The major difference in America is that, if you fuck up a teacher's shit there, they can just send you down to the principal's office to be dealt with by the administration. In Korea, the administration doesn't interact with students at all. Most of the students probably don't even know the principal's name. And I'm not trying to say that this makes American schools perfect, because it doesn't. But at least teachers in America have a modicum of support from administrative staff, and aren't expected to be fully responsible for handling discipline problems on their own. In Korea, no teacher would even think of approaching, say, the vice principal, for assistance in dealing with a student, because that would be an admission that they can't do their job, and they'd catch shit for it. The only time the VP will ever get involved is if a parent enters the equation and nothing else can be done about it (usually a parent has to threaten to bring the police into a situation before the administration will even give two shits).

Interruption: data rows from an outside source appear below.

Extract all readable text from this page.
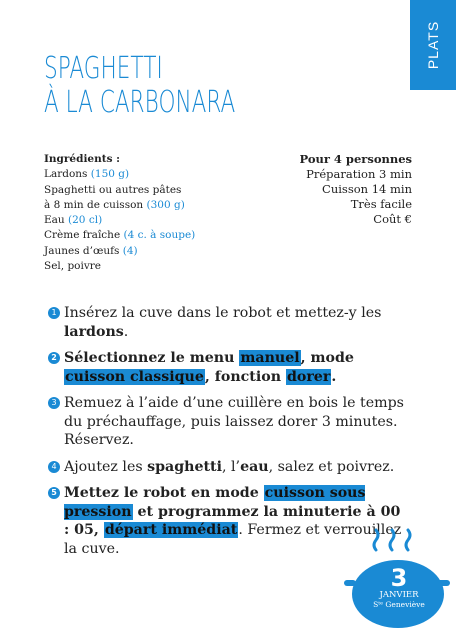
PLATS
SPAGHETTI
À LA CARBONARA
Ingrédients :
Lardons (150 g)
Spaghetti ou autres pâtes
à 8 min de cuisson (300 g)
Eau (20 cl)
Crème fraîche (4 c. à soupe)
Jaunes d’œufs (4)
Sel, poivre
Pour 4 personnes
Préparation 3 min
Cuisson 14 min
Très facile
Coût €
1 Insérez la cuve dans le robot et mettez-y les lardons.
2 Sélectionnez le menu manuel, mode cuisson classique, fonction dorer.
3 Remuez à l’aide d’une cuillère en bois le temps du préchauffage, puis laissez dorer 3 minutes. Réservez.
4 Ajoutez les spaghetti, l’eau, salez et poivrez.
5 Mettez le robot en mode cuisson sous pression et programmez la minuterie à 00 : 05, départ immédiat. Fermez et verrouillez la cuve.
3
JANVIER
Sᵗᵉ Geneviève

TL;DR: Korean teachers receive absolutely no administrative support. I have a hard time understanding what the VP, and especially the principal, even do in my school. I think the principal just stamps documents in the morning and then goes out to play golf, and the VP stamps more documents for the principal to stamp while discreetly browsing softcore pics on his PC and trying not to think of how much he wants a glass of whiskey.

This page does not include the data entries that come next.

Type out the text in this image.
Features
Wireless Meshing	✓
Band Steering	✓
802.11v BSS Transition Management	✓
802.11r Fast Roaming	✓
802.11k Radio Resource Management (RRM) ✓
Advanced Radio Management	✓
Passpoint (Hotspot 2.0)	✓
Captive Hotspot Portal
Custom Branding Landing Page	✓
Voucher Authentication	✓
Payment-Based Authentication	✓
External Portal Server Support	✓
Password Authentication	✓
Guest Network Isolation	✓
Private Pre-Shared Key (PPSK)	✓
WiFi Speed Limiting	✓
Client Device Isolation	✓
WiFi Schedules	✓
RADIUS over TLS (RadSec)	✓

Anyone who lives here knows that the average high school kid (at least those at academic high schools, i.e. kids who are planning on going to university) barely have enough free time on any given weekday for it to be possible to nurture anything like a real video game addiction. This doesn't mean it never happens, of course, but when you're locked up in education mode from 8AM-11PM 5 or 6 days a week, it must be hard to find the time.
Listen, I personally recoil whenever I hear anybody say "faggot," pretty much without regard to context. But at the same time, I find it really hard to get, like, vein-poppingly offended by those instances where, yeah, it is pretty much being used to mean "lame," and I'm fairly certain that the person saying it doesn't harbor real animosity toward homosexuals. I'm never going to look at that and say "Well, that couldn't have been said any better." But at the same time, I'm not going to pretend that I've got an enemy where I really don't.
And sure, if you asked me, well, would I think the same thing about a white dude who said "nigger"? And the answer, of course, is that I would not. Words, and our perceptions of them, are not created equal. That one, specifically when used by a white person, has a special chemistry of its own that makes it different from almost any other epithet in our culture.
Of course we do. A lot of people just happen to think that ending the word with an "-a" and ending the word with an "-er" makes them two different things.